We've performed and analyzed a full set of benchmarks for node 8.6.0, both in comparison to recent release tags and mainnet version 8.1.2. A lot of development work has entered the system since then, so it is crucial we can rule out any potential performance risks for the next mainnet release.

Additionally, we've been benchmarking GHC9.6.3 builds of cardano-node. Overall, we've observed reliable optimization behaviour by that compiler version - which is much more in line with expectations than what we've seen on GHC9.2.7. Getting evidence on how predictable (and malleable, by code annotations) performance is when building with a certain compiler version is essential for settling on a version as supported release platform.

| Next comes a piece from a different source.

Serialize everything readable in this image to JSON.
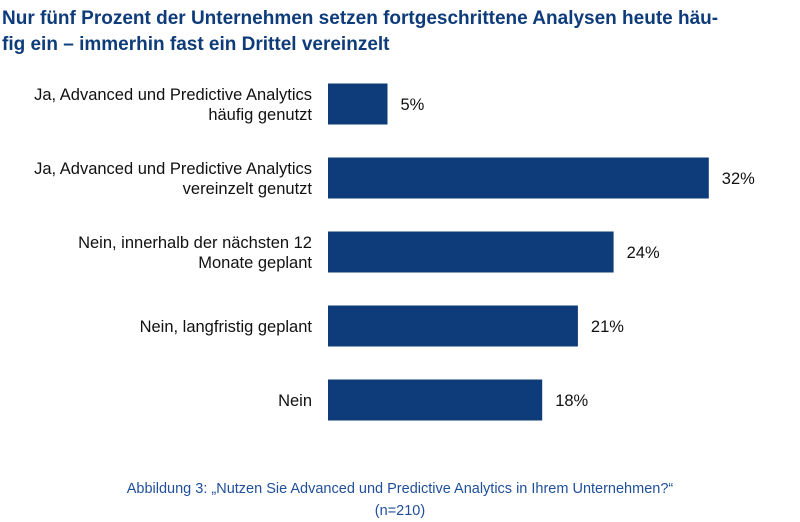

A last set of benchmarks was dedicated to the new tracing system with node 8.6.0. We were able to show that there is no performance risk to enabling the new system, even when forwarding all trace messages to a cardano-tracer service on the receiving end. Key metrics for block forging, as well as block diffusion, did not exhibit any regression.

Development

For future benchmarks to be built around PlutusV3, we've equipped our transaction generator with basic integration and tests for the upcoming Plutus version. This enables us to target the new cost model and potential changes to the execution budgets by developing specialized workloads.

Tracing

The cardano-tracer service has received its first batch of optimizations. Profiling output is promising; to measure performance for a long service run time, we're currently equipping the service binary with the same capability to emit regular resource traces as cardano-node. Analysis of those will be the basis for validating this and possible future optimization efforts.

Nomad backend

Many improvements for the nomad backend have been implemented and merged to master. This encompasses a unified naming schema for all nomad profiles, improved internal management of cluster topology, a more fine-grained healthcheck service, more detailed automated documentation of underlying hardware, as well as lazy resource release. The latter enables our team to investigate and debug interrupted runs for the exact moment and in the exact cluster state a potential failure occurred.

Workbench

Our performance workbench has seen upgrades in documenting and reporting cardano-node builds. This ranges from capturing package versions and commit ids of key dependencies, to querying a deployed node for its build compiler. When alternating between compiler versions and benchmarking custom built branches, automating such documentation is essential.

Furthermore, the workbench is now able to access several remote deployments on all active clusters. This allows for fetching data, analyzing, comparing and reporting on all benchmarks from just one centralized workbench instance.